Research

Printed Electronics

In the coming age of more personalized medicine, data-driven diagnostics, and the “Internet of Things”, there is a fundamental need for research regarding flexible and low-cost electronic sensors. A promising approach to realizing such devices includes solution-processed fabrication of non-traditional electronic materials, specifically through printing.  Printed electronics can be defined as the additive deposition of liquid electronic materials onto substrates to form functional electronic devices. The field is particularly attractive due to the potential for high customization, low-cost when compared to vacuum-based deposition tools, and compatibility with flexible, stretchable, or even three-dimensional substrates. To move the field forward, the Andrews Laboratory for Printed Electronics and Sensors (LPES) focuses on three key aspects of printing electronics.

  1. (6,5) carbon nanotubes “nano-patterned” with P3HT designed for a highly uniform and printable semiconducting ink.

    Ink Development: While there have been many advancements and interesting technological breakthroughs in printable electronics, few have made it into the commercial market due to pitfalls including performance, reliability, and environmental robustness, primarily stemming from the inks used. Examples are abundant. The flexibility of solution-processed organic semiconductors does not outweigh the low electronic mobility and reliability. The high performance of printed carbon nanotube (CNTs) thin-film transistors is tempered by low uniformity. This motivates the development and discovery of new printable electronic inks. In particular, our lab is currently focusing on two ink-related projects:

  • Developing doped silicon carbide nanowire-based inks to enable thin-film transistors capable of operating in extreme environments.
  • Functionalizing CNTs using organic semiconducting polymers to form nanohybrid structures to be used in inks. This project will capitalize on the high mobility of CNTs with the high uniformity of organic semiconductors to fabricate next-generation flexible TFTs.
  1. Sensor Development and Validation: The emergence of two general fields – the internet of things (IoT) and connected health care – motivates the development of novel electronic sensing devices. Our lab collaborates with experts in various fields, ranging from medical diagnostics to nuclear reactor technology development, to discuss parameters where new sensing is imperative. Next, we develop and design printable electronic devices to target the desired sensing application. This process is followed by fabrication and validation. The current sensor development projects in our lab include:
  • Fully printed electronic biosensor for simultaneous detection of p24 antigen and HIV-antibodies for a portable, 4th generation HIV diagnostic device.
  • Active-matrix temperature and radiation sensing backplane for flexible spatially resolved physical parameter mapping. 
  1. Printing an array of flexible electronics with an inset of an optical capture of the aerosol jet spray pattern from an Optomec AJ200 system.
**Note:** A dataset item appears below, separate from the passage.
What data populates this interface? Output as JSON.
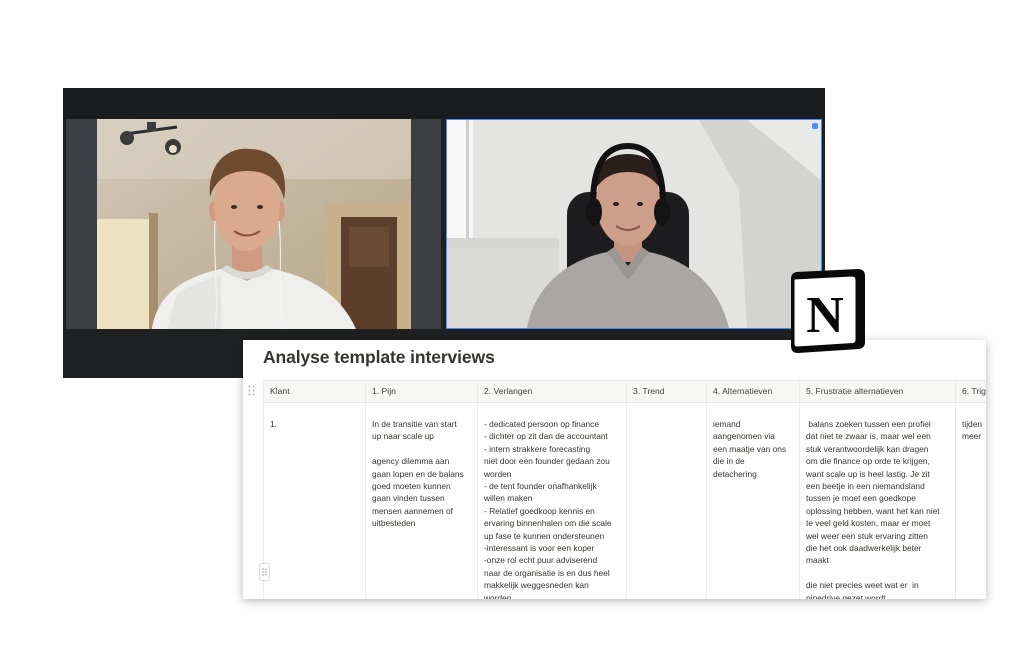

    Print Process Control Systems: Printed electronics offers the ability to additively manufacture electronic devices and systems. However, many print processes themselves (aerosol jet printing, inkjet printing, etc.) are excessively variable over time and therefore require trained operators throughout the printing process. Our lab seeks to mediate this by designing the appropriate feedback and associated controls for sustained printing operation. This work will begin with computational fluid dynamics to understand the temporal instabilities. Ultimately, the work will manifest itself in the design of novel control systems for continuous aerosol jet printing.